Un cambriolage qui le mène à sa perte...

Un mathématicien en avance sur son temps, un héros de la Seconde Guerre mondiale… « Voilà qui ferait un bon film ! », se sont dit les producteurs de « The Imitation Game », le long métrage biographique consacré à Alan Turing. Déjà présenté dans quelques festivals internationaux, dont celui de Toronto où il a reçu le prix du public, ce « biopic » sortira le 28 janvier 2015 en Belgique.

La bande-annonce est prometteuse : Benedict Cumberbatch interprète un Turing à la fois ténébreux et sanguin qui peut compter sur la séduisante Joan Clarke (Keira Knightley) pour triompher de la barbarie nazie. Le tout avec ce qu’il faut de désespoir et de victoires pour capter l’attention du spectateur. Parfait pour Hollywood… D’autant que Joan Clarke a bien existé ! Elle a même été fiancée à Alan Turing pendant quelques mois, du printemps à l’été 1941. Mais son nom s’est perdu dans les méandres de la grande Histoire. Car Turing préfère les hommes... Une orientation difficile à assumer dans la société victorienne qui ne dépénalisera l’homosexualité qu’en 1967.

« The Imitation Game » ne fait qu’effleurer ce point de la vie du cryptographe. Pourtant, la question de l’homosexualité est essentielle pour comprendre le personnage. En 1952, c’est à cause d’elle qu’il court à sa perte. Cette année-là, victime d’un cambriolage, il dépose plainte à la police.

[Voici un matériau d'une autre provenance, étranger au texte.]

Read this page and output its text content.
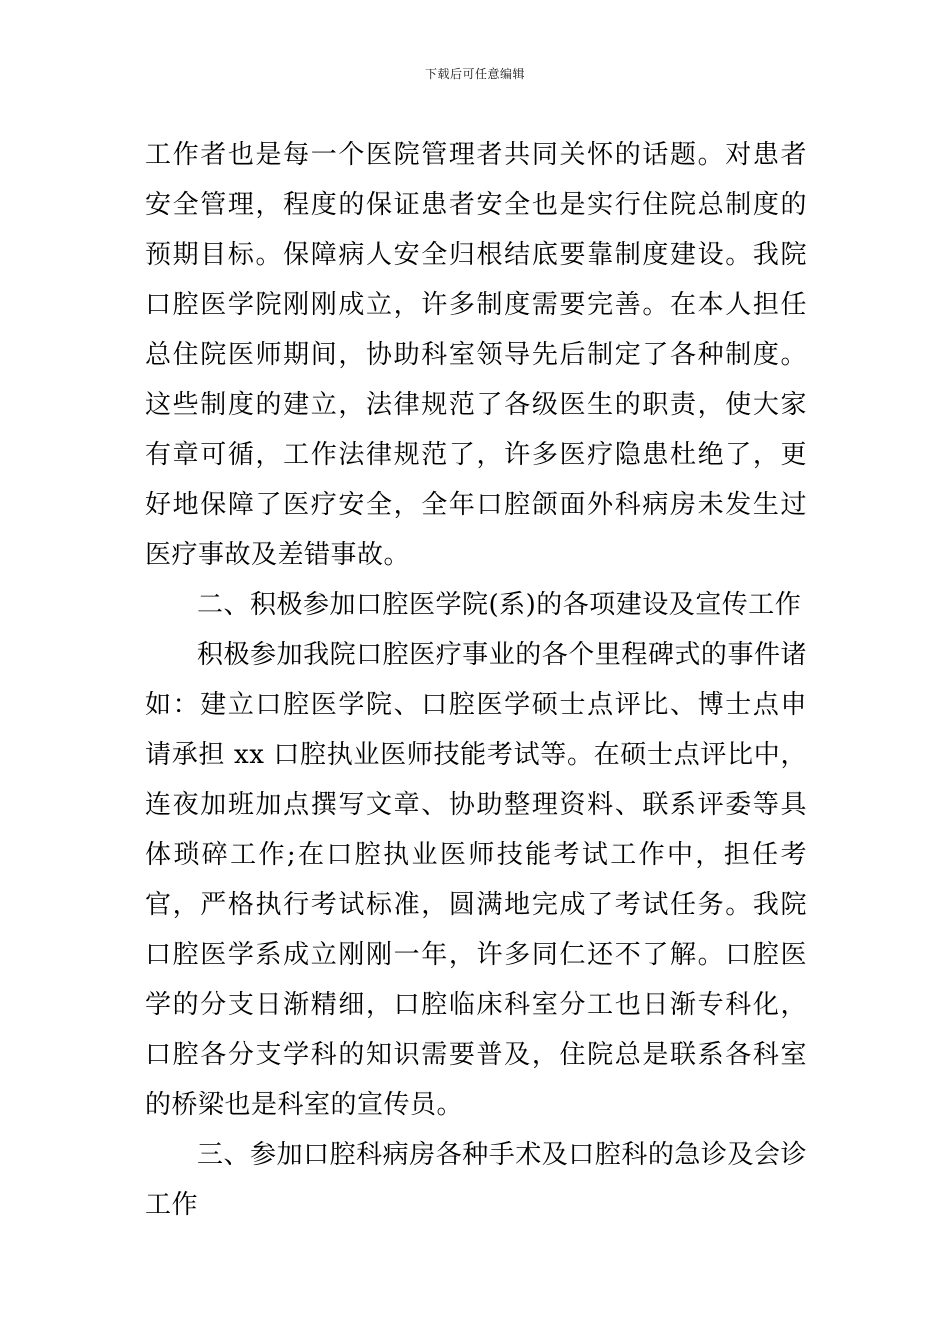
下载后可任意编辑

工作者也是每一个医院管理者共同关怀的话题。对患者安全管理，程度的保证患者安全也是实行住院总制度的预期目标。保障病人安全归根结底要靠制度建设。我院口腔医学院刚刚成立，许多制度需要完善。在本人担任总住院医师期间，协助科室领导先后制定了各种制度。这些制度的建立，法律规范了各级医生的职责，使大家有章可循，工作法律规范了，许多医疗隐患杜绝了，更好地保障了医疗安全，全年口腔颌面外科病房未发生过医疗事故及差错事故。

二、积极参加口腔医学院(系)的各项建设及宣传工作

积极参加我院口腔医疗事业的各个里程碑式的事件诸如：建立口腔医学院、口腔医学硕士点评比、博士点申请承担 xx 口腔执业医师技能考试等。在硕士点评比中，连夜加班加点撰写文章、协助整理资料、联系评委等具体琐碎工作;在口腔执业医师技能考试工作中，担任考官，严格执行考试标准，圆满地完成了考试任务。我院口腔医学系成立刚刚一年，许多同仁还不了解。口腔医学的分支日渐精细，口腔临床科室分工也日渐专科化，口腔各分支学科的知识需要普及，住院总是联系各科室的桥梁也是科室的宣传员。

三、参加口腔科病房各种手术及口腔科的急诊及会诊工作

Les forces de l’ordre remarquent que Turing ne vit pas seul dans sa grande maison de Manchester : il y héberge un certain Arnold Murray, de 20 ans son cadet. La police comprend aussitôt que ce Murray est l’amant de Turing. Ce dernier, loin de nier son homosexualité, est accusé d’indécence grave. Taxé de pervers sexuel, il est jugé et condamné à une « organothérapie ». Soit un dosage hormonal qui passe par des injections d’œstrogènes pour réduire sa libido et orienter sa sexualité dans le droit chemin.

Les effets sur son corps sont immédiats : impuissance, prise de poids, dépression… « Je commence à avoir des seins ! », confie-t-il à un ami en mai 1952. À partir de là, malgré quelques voyages à l’étranger et ses travaux à l’université de Manchester, le cœur n’y est plus. Le 7 juin 1954, celui qui avait voulu comprendre et codifier le vivant programme sa mort. La légende veut qu’Alan Turing, fasciné par le dessin animé « Blanche-Neige » de Disney, a croqué une pomme enduite de cyanure.

Si le médecin légiste chargé d’examiner sa dépouille conclut bien à « un empoisonnement au cyanure », l’importance de la pomme est moins certaine. Son biographe raconte: « On retrouva dans la maison un pot de cyanure de potassium et un autre de dissolution cyanurée. Il y avait également une demi-pomme entamée près du lit, mais on ne procéda pas à l’analyse du fruit, ce qui fait qu’on ne put jamais établir exactement, même si cela paraissait tout à fait évident, qu’il avait été trempé dans le poison. »

Autre point troublant, qui fit longtemps douter son entourage, Turing ne semblait pas avoir planifié son suicide avec minutie. Dans sa maison, on retrouvera des places pour une pièce de théâtre à venir ainsi qu’une lettre prête à être postée dans laquelle il acceptait une invitation. Sa mère ne croira d’ailleurs jamais au suicide et pensera qu’il a été victime d’un accident en manipulant des produits chimiques.

« On lit partout que Turing s’est suicidé en mangeant une pomme empoisonnée au cyanure. C’est un mythe des temps modernes. Il n’y a pas vraiment de preuve. Peut-être qu’il s’est suicidé, mais peut-être que non. Je doute qu’on sache un jour la vérité. Le médecin légiste a fait une déclaration dans la presse locale disant qu’avec un homme du genre de Turing, on pouvait s’attendre à tout. Mais c’est une pure élucubration. Turing était quelqu’un d’extrêmement rationnel. Et penser que parce qu’il était un intellectuel et un homosexuel c’était quelqu’un d’imprévisible et enclin au suicide, c’est totalement absurde. »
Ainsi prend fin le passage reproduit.